Methods: A total of 73 male participants aged 20 - 74 years with a UA level of 6.0 - 7.9 mg/dL were enrolled in the study. Renal UA underexcretion was defined as < 7.3 mL/min using the 60-min method. Urinary UA to creatinine ratio (UACR), fractional clearance of urate (FCU), and the Simkin index were calculated. A receiver operating characteristic (ROC) analysis was performed to compare the diagnostic utility of these parameters for predicting UA underexcretion.
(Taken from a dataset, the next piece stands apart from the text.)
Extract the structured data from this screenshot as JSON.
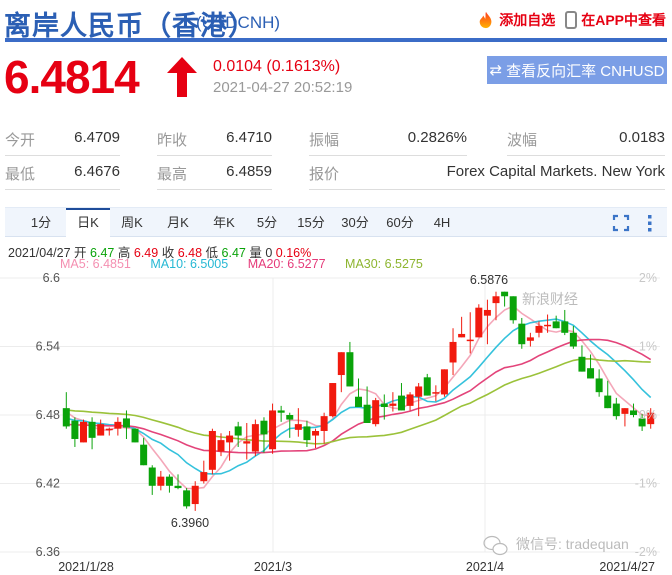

Results: In the ROC analysis, the area under the curve values of the UACR, FCU, and the Simkin index for predicting UA underexcretion were 0.903 (95% confidence interval (CI): 0.830 - 0.976), 0.841 (95% CI: 0.749 - 0.933), and 0.779 (95% CI: 0.673 - 0.885), respectively. An optimal UACR cutoff of 0.460 (sensitivity 89.2%, specificity 80.6%, overall diagnostic accuracy 84.9%, positive predictive value 82.5%, and negative predictive value 87.9%) was identified.
Conclusions: These results suggest that the UACR is a simple and efficient test with high sensitivity and specificity levels for predicting renal UA underexcretion in men.